I hug her even tighter. ‘Because I was in the middle of changing them.’

‘But why is the mattress all stained? There’s blood on the mattress.’

‘Because I was hit by a fucking Volvo, remember?’ This is shouted into her ear. It is the most ridiculous sentence of my life thus far.

She pulls away, violently away, and strides off to the other side of the room. She slumps down in the chair and curls up into a ball. I decide not to follow.

Silence.

‘So you’ve stopped doing big heads?rsquo; says Eleni, and I assume she’s talking about the new painting.

‘I’m thinking about it,' I say. ’I'm thinking about stopping the big heads.’ I look over. Her back is turned to the painting. She’s not talking about the painting. She’s sat up in the chair with my sketch pad open on her lap.

‘Who is this?’ she says.

‘I’ve no idea,’ I say. ‘It’s just a study from a photo in a magazine.’

‘A pornographic magazine?’

Oh, if only my confession were that simple.

‘No, it looks like that, doesn’t it? I know. No, it’s from some art magazine. I was just studying form.’

She looks closer and begins to shake a little. ‘If this is from a magazine, then why is the corner of this chair in the picture?’

‘Er ...’

‘Hector,’ her voice is breaking up, ‘Hector, who is this?’

‘I’ve told you,’ I say, rising through the octaves, ‘I have no idea. The er ... chair is there to suggest a sense of scale. To lend it... depth, er ... perspective.’

She stands up and runs across the room. ‘I’m going to be sick!’ she declares, her hand over her mouth.

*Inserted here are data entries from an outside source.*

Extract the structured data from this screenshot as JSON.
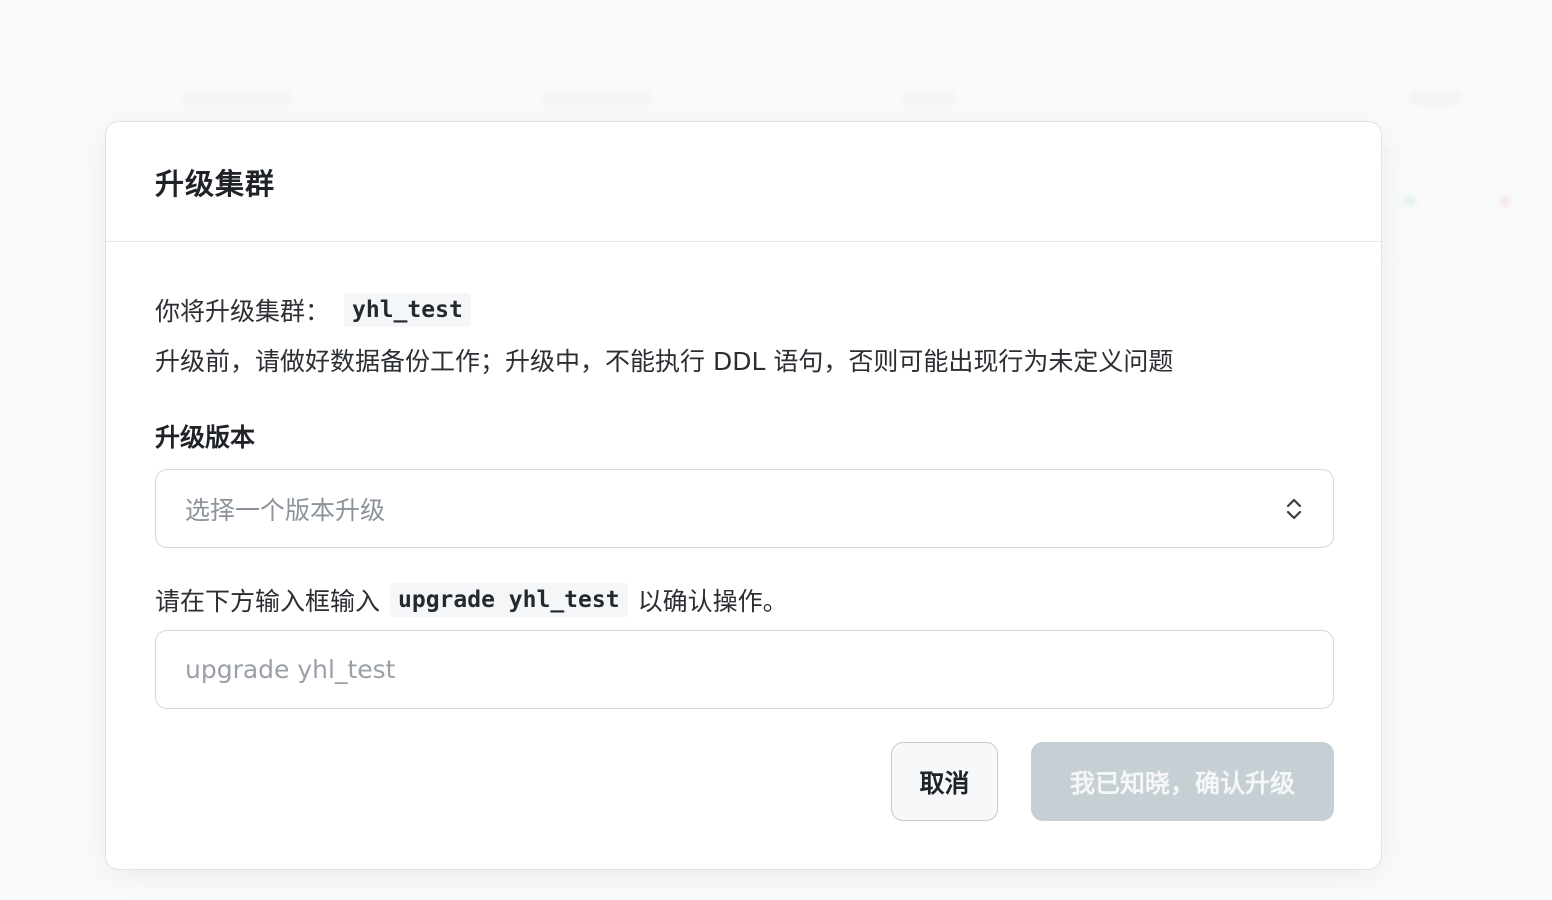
{
  "dialog": {
    "title": "升级集群",
    "intro_prefix": "你将升级集群：",
    "cluster_name": "yhl_test",
    "warning": "升级前，请做好数据备份工作；升级中，不能执行 DDL 语句，否则可能出现行为未定义问题",
    "version_label": "升级版本",
    "version_select": {
      "placeholder": "选择一个版本升级",
      "value": ""
    },
    "confirm_prompt_prefix": "请在下方输入框输入",
    "confirm_phrase": "upgrade yhl_test",
    "confirm_prompt_suffix": "以确认操作。",
    "confirm_input": {
      "placeholder": "upgrade yhl_test",
      "value": ""
    },
    "cancel_label": "取消",
    "confirm_label": "我已知晓，确认升级",
    "confirm_enabled": false
  },
  "icons": {
    "select_chevron": "chevron-up-down-icon"
  },
  "colors": {
    "confirm_disabled_bg": "#c6cfd4",
    "border": "#d3d8de",
    "placeholder": "#8c939b"
  }
}
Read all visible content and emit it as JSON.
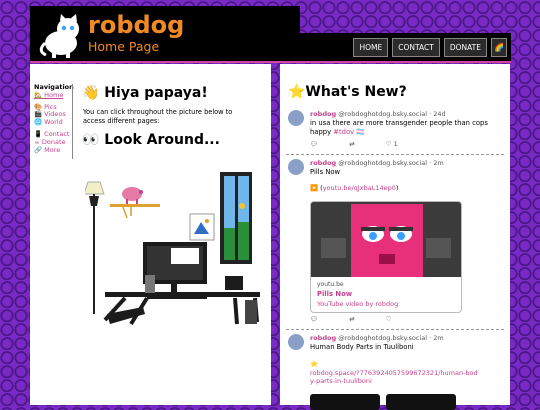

‘Eleni,’ I call after her, ‘Eleni, I’m telling you the truth,’ though I don’t know why I bother, cos she’s on her way to the bathroom, and in about three seconds the sham of the remark will be exposed by fact. I follow close behind.

At first she doesn’t even notice. She runs directly to the toilet and collapses onto her knees. I put my arms around her waist and hold on tight as she empties her stomach into the pan. Awful, bestial, liquid convulsions, one after the other, four in all, and then she keeps her head down, awaiting the fifth. Her abdomen spasms beneath my fingers and I turn my head to look at Rosa. Now there’s a painting. The mistress of all masterpieces. Fuck Rembrandt, Vermeer, Velazquez, Leonardo, fuck ’em all. Rosa’s face in this moment. What new, cruel species of smile is this? She makes the enigma of
La Gioconda
look like Lucille Ball. I can’t believe I’m here, living in this century, residing at this address, kneeling on this floor, holding onto these hips, staring into those eyes, suffering the punches of this worthless heart. I can’t believe it. I really can’t. But there you go, I’m stuck with it. I press my head against Eleni’s shoulder and vomit down her back.

It’s all going very well.

Idea For a Piece: Large white gallery furnished to resemble a hospital ward. Six empty beds. On the seventh bed lies the artist of the piece, dying. Catheters and masks. Books and flowers. Grapes and machines. The glowing green blip of a monitor. The bleached floor. The finished
meal. A solitary bluebottle, let loose. Footless slippers. Rings removed. The artist dying. Really dying. Call it
About Time.

I’m out on the street with Eleni. Will this rain never stop? The taxi is waiting, its diesel purr echoing against the cobbles.

‘Eleni, don’t go!’

‘Of course I must go!’

‘No, no, you absolutely must not. Not now.’

‘How can I stay?’

‘In a million ways!’

‘There is not one way I can stay!’

‘You have to let me explain.’

‘No, Hector, you have to let me explain. You have taken everything that was having a past, and everything that was having a future, and you have screwed them up into the ball and kicked this ball through a sewer so it has turned into nothing. You have treated me without respect, you have abused everything that we ever had. Well, I hope that you have now what you were looking for, for all this time. I hope now that you can paint, Hector. I hope now that you can paint with the passion, as much as anyone has ever painted. As long as you’re sure that my mother is enough for you.’

‘What do you mean, am I sure that your mother is enough for me? What does that mean?’